En de mensen herkenden Hem niet, ze vervolgden Mij als mens terwijl Ik het goddelijke in me droeg. En Ik moest het laten gebeuren om hun wil niet onvrij te maken. Ik bracht hun het woord, maar ze namen het niet aan. En ze herkenden in Mij niet Degene die Mij geheel en al vervulde.
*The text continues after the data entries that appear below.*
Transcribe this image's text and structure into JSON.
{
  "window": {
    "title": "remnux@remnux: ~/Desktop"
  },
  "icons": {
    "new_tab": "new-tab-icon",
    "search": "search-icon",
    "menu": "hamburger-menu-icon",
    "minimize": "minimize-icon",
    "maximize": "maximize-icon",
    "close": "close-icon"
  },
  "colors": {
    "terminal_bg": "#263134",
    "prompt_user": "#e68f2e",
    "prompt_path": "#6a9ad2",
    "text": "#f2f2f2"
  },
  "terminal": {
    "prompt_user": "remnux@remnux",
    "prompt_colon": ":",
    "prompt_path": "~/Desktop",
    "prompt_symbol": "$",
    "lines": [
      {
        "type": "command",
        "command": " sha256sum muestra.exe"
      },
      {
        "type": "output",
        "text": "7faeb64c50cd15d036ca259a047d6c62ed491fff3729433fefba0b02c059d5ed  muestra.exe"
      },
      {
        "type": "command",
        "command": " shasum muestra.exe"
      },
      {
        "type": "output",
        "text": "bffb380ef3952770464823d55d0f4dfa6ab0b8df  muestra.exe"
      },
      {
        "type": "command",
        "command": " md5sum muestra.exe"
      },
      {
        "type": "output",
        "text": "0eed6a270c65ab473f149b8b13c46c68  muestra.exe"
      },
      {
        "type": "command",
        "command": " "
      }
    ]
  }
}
Ze zagen Mij, maar niet God in Mij die zich niet voor hun ogen verborg, maar tekenen en wonderen verrichtte om de blinden ziende te maken. Maar aan hen die geloofden openbaarde Hij zich in Zijn liefde, wijsheid en almacht. En ze zagen Hem opstijgen naar de hemel in alle glorie. Ze zagen Zijn omhulsel dat zich voor hun ogen vergeestelijkte en in stralend licht opsteeg in het rijk dat hun vaderland was van eeuwigheid.